Kisahku
dengannya, bermula dari adegan yang serupa di sinetron-sinetron. Pada suatu
sore di kampus, kala aku bergegas pulang ke rumah, aku bertambrakan dengannya,
tepat di sebuah sudut ruangan. Buku dalam pelukannya pun berhamburan. Terpaksa,
dengan rasa bersalah, aku membantunya merapikan barang-barangnya, sembari
mengucapkan kata maaf berkali-kali.
Saat
kejadian itu, aku tak melihat raut emosi di wajahnya. Ia tak tampak marah, tapi
tidak juga ramah. Ia hanya memajang mimik datar. Namun sikapnya itu, bukanlah
satu keanehan. Warga kampus tahu, ia adalah perempuan pendiam yang suka
menyendiri. Isi hati dan kepalanya, tak ada yang tahu. Dan anehnya, hal
itulah yang membuatnya menarik bagiku.
Tanpa
menunda-nunda waktu, aku pun memulai langkah awal untuk dekat dengannya. Cara
terbaik untuk itu adalah mencari celah untuk bisa berada di medan kehidupannya
setiap hari. Maka, aku pun rela mengorbankan kenyamanan hidupku untuk
mendekatinya. Kutinggalkan mobilku di rumah, dan mulai menempuh jarak ke kampus
dengan berjalan kaki, seperti dia.
Di
awal penjajakan, aku memulai dengan
melemparkan senyum dan salam padanya kala berjumpa di tengah jalan. Tujuanku
sekadar memberi aba-aba, kalau di waktu mendatang, aku ingin berkomunikasi
lebih intim dengannya. Strategi itu, kulakukan dalam hitungan hari yang banyak,
namun tak ada kemajuan berarti. Ia masih terkesan menutup diri dariku.
Sampai
akhirnya, adegan serupa di sinetron dalam kisah kami pun, terjadi lagi. Sebuah
kejadian yang membuat kami menjadi dekat tanpa perlu menunggu waktu lama-lama. Suatu
hari, sepulang kuliah, saat masih di persimpangan jalan, hujan turun sangat
deras. Dan, kami pun ditakdirkan untuk berlindung di bawah atap warung yang
sama.
“Hai,
Dita,” sapaku sambil tersenyum, setelah beberapa menit kami lewati dalam diam.
Dia
hanya menoleh sejenak, lalu melemparkan senyuman singkat.

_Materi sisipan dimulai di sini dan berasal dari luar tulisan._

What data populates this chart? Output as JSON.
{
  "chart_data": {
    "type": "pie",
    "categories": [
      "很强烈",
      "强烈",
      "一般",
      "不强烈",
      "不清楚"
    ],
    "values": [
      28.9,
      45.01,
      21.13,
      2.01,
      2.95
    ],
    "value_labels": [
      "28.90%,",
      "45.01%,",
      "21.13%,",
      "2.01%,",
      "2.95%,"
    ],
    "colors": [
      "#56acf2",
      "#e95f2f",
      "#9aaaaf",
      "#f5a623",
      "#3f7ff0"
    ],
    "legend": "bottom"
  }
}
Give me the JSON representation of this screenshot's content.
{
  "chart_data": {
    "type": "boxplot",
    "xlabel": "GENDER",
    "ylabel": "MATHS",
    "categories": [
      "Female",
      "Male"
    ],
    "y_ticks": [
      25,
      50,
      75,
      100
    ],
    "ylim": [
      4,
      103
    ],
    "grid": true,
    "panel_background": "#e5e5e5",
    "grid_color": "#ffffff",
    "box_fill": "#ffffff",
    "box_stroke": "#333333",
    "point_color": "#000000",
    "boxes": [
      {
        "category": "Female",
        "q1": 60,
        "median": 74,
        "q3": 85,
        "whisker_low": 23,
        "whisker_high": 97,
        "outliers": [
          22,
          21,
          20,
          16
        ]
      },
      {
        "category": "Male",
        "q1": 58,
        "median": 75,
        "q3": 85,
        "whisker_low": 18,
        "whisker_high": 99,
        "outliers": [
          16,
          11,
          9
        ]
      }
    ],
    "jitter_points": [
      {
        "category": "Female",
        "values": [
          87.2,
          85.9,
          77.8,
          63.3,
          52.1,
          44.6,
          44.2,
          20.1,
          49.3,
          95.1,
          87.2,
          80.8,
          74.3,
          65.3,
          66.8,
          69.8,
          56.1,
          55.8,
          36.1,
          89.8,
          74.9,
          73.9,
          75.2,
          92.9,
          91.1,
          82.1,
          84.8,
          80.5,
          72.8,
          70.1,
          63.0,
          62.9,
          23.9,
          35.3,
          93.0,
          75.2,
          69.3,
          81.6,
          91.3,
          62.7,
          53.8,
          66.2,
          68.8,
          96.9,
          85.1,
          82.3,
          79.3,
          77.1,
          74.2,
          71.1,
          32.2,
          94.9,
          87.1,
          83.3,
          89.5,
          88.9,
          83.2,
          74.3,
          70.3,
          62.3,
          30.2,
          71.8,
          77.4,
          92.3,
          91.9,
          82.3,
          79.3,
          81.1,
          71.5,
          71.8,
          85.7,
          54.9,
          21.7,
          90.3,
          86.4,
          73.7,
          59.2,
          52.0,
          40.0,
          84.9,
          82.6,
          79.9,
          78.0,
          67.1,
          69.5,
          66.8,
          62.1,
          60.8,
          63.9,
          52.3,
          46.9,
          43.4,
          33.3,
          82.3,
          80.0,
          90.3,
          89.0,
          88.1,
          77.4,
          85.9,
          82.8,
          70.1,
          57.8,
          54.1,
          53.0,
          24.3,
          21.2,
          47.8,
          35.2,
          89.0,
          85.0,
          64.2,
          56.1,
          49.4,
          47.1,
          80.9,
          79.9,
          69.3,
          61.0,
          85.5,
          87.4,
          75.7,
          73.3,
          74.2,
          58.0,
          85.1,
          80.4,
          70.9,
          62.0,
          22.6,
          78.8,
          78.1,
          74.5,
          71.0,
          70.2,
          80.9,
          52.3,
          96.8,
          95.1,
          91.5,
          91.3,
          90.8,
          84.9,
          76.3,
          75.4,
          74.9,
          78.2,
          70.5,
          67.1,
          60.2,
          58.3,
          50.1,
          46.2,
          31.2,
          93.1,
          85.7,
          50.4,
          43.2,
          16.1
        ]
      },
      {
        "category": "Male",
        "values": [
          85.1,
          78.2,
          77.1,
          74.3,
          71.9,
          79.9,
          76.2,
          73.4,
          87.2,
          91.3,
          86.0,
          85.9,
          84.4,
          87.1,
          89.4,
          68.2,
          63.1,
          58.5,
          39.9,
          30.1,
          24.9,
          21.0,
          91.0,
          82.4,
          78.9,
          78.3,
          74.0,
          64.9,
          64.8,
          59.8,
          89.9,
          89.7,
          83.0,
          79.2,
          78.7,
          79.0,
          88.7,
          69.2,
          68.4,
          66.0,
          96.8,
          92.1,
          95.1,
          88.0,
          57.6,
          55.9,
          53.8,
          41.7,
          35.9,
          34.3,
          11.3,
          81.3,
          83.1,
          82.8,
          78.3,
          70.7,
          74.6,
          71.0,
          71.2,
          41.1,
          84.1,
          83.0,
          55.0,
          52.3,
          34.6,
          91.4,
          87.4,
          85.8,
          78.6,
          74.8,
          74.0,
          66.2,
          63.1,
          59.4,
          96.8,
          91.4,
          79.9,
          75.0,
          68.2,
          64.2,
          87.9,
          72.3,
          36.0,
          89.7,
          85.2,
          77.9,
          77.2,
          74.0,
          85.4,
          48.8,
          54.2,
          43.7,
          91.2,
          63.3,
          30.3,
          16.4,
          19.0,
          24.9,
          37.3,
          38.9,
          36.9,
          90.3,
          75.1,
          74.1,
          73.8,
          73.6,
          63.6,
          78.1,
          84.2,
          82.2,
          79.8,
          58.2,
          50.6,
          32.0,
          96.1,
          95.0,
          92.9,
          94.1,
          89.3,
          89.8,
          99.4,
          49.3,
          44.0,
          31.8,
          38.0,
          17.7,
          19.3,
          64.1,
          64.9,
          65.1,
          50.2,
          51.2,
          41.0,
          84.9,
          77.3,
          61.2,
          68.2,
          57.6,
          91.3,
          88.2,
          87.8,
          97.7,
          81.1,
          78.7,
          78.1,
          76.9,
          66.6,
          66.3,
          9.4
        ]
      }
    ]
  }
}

Aku berdeham. “Maafkan aku untuk kejadian
tempo hari.”
Ia
menoleh ke arahku lagi. Hanya sejenak. “Tak apa-apa. Tak usah diingat-ingat lagi,”
balasnya.
Kami
sama-sama terdiam lagi.
“Sudah
hampir malam, tapi hujan sepertinya awet,” ketusku.
Ia
terlihat mengangguk pelan. “Iya,” katanya, tanpa ada kesan bahwa ia ingin mengorol
denganku lebih lama.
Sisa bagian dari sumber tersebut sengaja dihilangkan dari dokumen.